Фрол, покряхтывая, осторожно сказал:
— Зря ты, боярин, людишек балуешь.
— Вот те на! Какое же баловство в ученье? То — труд.
— О другом я, боярин. Зачем ты оклад снял на три года? Убавить оно бы и не худо, а совсем снимать — баловство одно. После выколачивать придется. Особливо как до срока истребуешь. Твое дело расходное. Да и молоды вы с женкой, всего заране угадать нельзя. А с твоего личного именья велик ли доход?
Тупик нахмурился:
— Ты, староста, правь свои дела, а мои — мне оставь.
Странно звенит рог поутру на зимней улице. Коровы в теплых хлевах начинают беспокойно мычать и толкаться — им чудятся за воротами зеленое лето, луга в росах, сладкие травы и птичий щебет. Но то не пастуший рог будит село и не бабы с подойниками бегут во дворы, а мужики в зимних армяках и старых овчинах. Иные запрягают лошадей в легкие розвальни, иные седлают. Радостно взлаивая, скачут вокруг хозяев звероватые собаки, послушно дают привязать себя к саням и седельным лукам — знают: эта неволя сулит им буйную, кровавую радость свободной охоты. Мало теперь мужиков в Звонцах, потому велел боярин взять на охоту всех да подростков покрепче. У каждого — рогатина, лук и топор, будто снова в военный поход готовятся. Примолкнувшие жены и вдовы грудятся у плетней, сквозь набегающие слезы смотрят на сборы охотников.
Вот из своих ворот выехал боярин на темно-гнедом поджаром коне. Он в зеленом стеганом кафтане с лисьим воротом, в лохматой барсучьей шапке, в овчинных рукавицах, в валяных, обшитых кожей сапогах. Тепло одет и просто. Так же просто убран его конь — ремни, медь да железо, ни единой серебряной бляшки.
Смотрят бабы на охотничий недлинный поезд, вспоминают, как прежний боярин с дедом Таршилой водили охотников.

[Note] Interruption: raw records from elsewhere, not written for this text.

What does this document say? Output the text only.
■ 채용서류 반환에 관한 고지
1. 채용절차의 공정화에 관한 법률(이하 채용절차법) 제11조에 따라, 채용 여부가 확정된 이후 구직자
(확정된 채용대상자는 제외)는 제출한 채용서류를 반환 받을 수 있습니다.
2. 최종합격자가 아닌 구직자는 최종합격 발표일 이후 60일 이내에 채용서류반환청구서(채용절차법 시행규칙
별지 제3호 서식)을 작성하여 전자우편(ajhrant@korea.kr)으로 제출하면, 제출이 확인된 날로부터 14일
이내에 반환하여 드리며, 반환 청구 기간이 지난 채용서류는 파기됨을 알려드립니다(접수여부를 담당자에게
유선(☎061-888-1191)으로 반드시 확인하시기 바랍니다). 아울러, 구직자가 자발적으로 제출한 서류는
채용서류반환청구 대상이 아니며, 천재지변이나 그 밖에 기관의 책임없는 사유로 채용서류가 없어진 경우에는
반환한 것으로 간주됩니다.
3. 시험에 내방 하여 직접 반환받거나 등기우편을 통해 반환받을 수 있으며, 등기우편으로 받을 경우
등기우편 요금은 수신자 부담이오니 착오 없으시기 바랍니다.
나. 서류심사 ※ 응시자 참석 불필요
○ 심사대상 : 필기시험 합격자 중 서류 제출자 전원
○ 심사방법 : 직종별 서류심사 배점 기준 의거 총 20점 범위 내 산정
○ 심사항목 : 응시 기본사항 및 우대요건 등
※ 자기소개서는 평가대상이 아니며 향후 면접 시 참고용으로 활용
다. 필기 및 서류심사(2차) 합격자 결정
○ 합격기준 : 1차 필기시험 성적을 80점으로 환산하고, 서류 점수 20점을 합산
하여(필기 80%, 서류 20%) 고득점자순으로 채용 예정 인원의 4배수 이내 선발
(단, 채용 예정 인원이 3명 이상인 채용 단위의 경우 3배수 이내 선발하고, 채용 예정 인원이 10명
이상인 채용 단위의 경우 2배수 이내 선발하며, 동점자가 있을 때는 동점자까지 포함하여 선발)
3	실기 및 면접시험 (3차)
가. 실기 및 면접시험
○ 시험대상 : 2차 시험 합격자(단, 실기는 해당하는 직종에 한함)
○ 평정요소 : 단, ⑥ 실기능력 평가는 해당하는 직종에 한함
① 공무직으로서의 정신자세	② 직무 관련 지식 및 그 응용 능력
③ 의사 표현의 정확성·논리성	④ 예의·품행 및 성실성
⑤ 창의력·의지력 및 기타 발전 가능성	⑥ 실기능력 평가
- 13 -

Нынче во главе ватаги, рядом с господином, староста Фрол — в волчьей дохе и волчьей шапке, на тяжелом костистом мерине. Тронулись всадники, заскрипели полозья, прекратили грызню собаки. Последним ехал воскреснувший из мертвых Роман. Его Серый, еще не пришедший в себя от радости встречи с хозяином, прыгнул в сани, и Роман не прогнал его, стал гладить по широкому волчьему загривку, а пес, уткнувшись в колени господина, припал к соломе, поскуливал, неумело вилял хвостом.
— Ишь ты, — замечали бабы, — волк, а тож хозяина жалеет.
— Роман-то хлебнул горюшка, жалостным стал. Вчера при гостях плакал, как рассказывал.
— Да уж не дай бог кому пережить такое.
— А слыхали? — понизила голос одна. — Будто колдунья, баба-то его, из проруби вызвала. Может, Роман взаправду сгинул в донских водах, а это лишь образ?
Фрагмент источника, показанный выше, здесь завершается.